A typical use of this functionality is to hide the operating system and server software used to host the application. This is usually accomplished by rewriting the Server field in an HTTP response.

A second typical use of this functionality is the exploitation of the ADN's ability to rewrite the URI portion of an HTTP request. The client is presented with a URI and VIP that are known only to the ADN, and upon receiving the request the ADN may either (a) rewrite the URI and send a 302 redirect or (b) transparently translates the URI and responds to the client as if the URI were the right one in the first place.

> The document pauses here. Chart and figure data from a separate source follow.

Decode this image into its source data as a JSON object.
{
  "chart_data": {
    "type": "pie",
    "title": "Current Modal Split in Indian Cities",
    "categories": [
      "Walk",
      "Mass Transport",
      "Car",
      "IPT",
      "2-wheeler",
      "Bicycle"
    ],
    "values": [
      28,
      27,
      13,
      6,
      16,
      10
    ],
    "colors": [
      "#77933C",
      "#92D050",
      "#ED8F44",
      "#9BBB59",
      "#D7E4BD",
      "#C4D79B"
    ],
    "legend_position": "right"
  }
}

====Application firewall====
In recent years commercial ADNs have begun to include application firewall functionality to further secure applications during the delivery process. This is a hotly debated subject with many security professionals arguing that the functionality included in an application firewall are unnecessary and should be handled by the application while others consider employing as much security as possible, regardless of position in the delivery network, to be the best practice. Many commercial ADN companies have acquired and integrated these functions and present such features as part of a defense in depth strategy often cited by security professionals.

===Network layer security===

The ADN is most often deployed in the DMZ at the edge of the network. This results in exposure to potential network layer attacks including Denial of Service (DoS) from ICMP and SYN floods. As a result, the ADN must necessarily protect not only itself but the applications it is delivering from succumbing to such attacks. The ADN generally employs a number of protections against typical network layer attacks though it does not implement the full security offered by an IPS. Some of the Network Layer Security technologies that may be employed by ADN devices include:

====Delayed binding====
Delayed binding, also called TCP splicing, is the postponement of the connection between the client and the server in order to obtain sufficient information to make a routing decision. Some application switches and routers delay binding the client session to the server until the proper handshakes are complete so as to prevent Denial of Service attacks.

====IP filtering====
ADNs often have the ability to filter traffic based on Access Control Lists (ACLs), Bogus IP ranges (Bogon filtering) and deep packet inspection pattern matching. In some cases, thresholds or rate limiting of IP addresses or ranges of IP addresses may be employed.

==Traffic management==
ADNs are increasingly adding advanced traffic management functionality. The deep packet inspection capabilities of some of these products can identify traffic by application type and can be used to analyze, block, shape and prioritize traffic.